The problem is that oil remains in plentiful supply. Through the first half of 2015 we have seen a rapid increase in production globally, and particularly from the US and Saudi Arabia. US production peaked in the summer and is now declining but overall we still expect global production in 2015 to have increased by 1.5mmbpd over 2014.

The reasons we have such an overhang in supply are primarily twofold. We have seen record levels of upstream investment between 2011 and 2014 and given the scale of many of these projects there is a lag between the final investment decision (FID) and first production.Offshore projects can easily take four years from FID to first production.

OPEC for the last 12 months has been engaged in a war of attrition with US shale producers, not only refusing to cut supply but pressing ahead with its upstream investments. On the face of it this is a war that it appears OPEC will win, with the hedging positions taken by US producers now expired and many of them facing dire financial circumstances. However, if they do win it will be at the cost of substantial national deficits.

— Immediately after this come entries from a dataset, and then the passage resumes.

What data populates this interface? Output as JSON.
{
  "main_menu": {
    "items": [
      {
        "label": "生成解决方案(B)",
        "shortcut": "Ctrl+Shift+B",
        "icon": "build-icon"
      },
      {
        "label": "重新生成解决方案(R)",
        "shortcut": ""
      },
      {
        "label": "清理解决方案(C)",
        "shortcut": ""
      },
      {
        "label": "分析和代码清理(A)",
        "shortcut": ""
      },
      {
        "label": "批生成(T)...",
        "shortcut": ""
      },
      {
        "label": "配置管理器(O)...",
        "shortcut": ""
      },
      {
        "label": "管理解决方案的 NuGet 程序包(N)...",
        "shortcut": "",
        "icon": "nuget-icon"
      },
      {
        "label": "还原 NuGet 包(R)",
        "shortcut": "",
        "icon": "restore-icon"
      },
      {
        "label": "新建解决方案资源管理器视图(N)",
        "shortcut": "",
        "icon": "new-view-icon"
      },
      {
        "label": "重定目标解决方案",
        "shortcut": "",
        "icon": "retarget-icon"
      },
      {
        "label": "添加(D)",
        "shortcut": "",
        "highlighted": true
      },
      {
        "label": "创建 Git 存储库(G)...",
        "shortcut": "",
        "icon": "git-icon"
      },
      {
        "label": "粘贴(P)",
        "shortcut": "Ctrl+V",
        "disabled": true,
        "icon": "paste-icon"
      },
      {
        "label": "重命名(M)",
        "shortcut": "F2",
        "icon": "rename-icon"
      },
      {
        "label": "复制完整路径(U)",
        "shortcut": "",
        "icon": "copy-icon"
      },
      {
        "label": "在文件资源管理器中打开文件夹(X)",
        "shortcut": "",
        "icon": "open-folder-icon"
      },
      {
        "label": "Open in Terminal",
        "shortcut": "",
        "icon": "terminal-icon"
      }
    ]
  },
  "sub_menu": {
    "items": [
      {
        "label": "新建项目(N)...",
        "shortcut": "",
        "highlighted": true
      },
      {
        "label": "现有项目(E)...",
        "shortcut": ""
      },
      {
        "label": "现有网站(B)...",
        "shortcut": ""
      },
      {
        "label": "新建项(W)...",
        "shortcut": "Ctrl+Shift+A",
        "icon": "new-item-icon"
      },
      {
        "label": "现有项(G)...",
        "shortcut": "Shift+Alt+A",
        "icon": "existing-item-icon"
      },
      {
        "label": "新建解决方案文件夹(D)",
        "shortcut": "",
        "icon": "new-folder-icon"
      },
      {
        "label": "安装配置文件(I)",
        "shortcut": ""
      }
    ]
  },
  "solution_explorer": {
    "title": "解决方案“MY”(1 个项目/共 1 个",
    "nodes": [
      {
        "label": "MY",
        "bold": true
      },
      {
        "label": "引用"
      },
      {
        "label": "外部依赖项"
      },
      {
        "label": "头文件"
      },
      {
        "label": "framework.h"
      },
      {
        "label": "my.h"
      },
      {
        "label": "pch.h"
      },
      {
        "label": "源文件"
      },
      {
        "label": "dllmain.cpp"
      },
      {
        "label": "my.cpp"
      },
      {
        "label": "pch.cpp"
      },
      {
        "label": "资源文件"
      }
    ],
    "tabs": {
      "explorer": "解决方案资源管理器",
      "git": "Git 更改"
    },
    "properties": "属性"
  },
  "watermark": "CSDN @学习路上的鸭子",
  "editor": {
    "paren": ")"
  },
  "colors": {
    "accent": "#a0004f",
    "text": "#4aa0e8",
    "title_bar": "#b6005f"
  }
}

Furthermore, advances in downhole completions have significantly increased the initial flowrates achieved in shale plays in the USA, so whilst production is now declining, well productivity is increasing as the operators focus on the quality of plays.

However, there are signs that the supply / demand gap may start to narrow next year. The latest IEA Oil Market Report projects that oil demand will increase by 1.4mbpd next year whilst Douglas-Westwood’s latest analysis, published last week in Q3 of our World Drilling and Production Market Forecast, highlights additions of only 368kbpd in 2016, followed by additions of nearly 1mbpd in both 2017 and 2018. This tightening of the supply/demand outlook could well be the catalyst for a recovery in both oil prices and in-turn the oilfield services sector as a whole.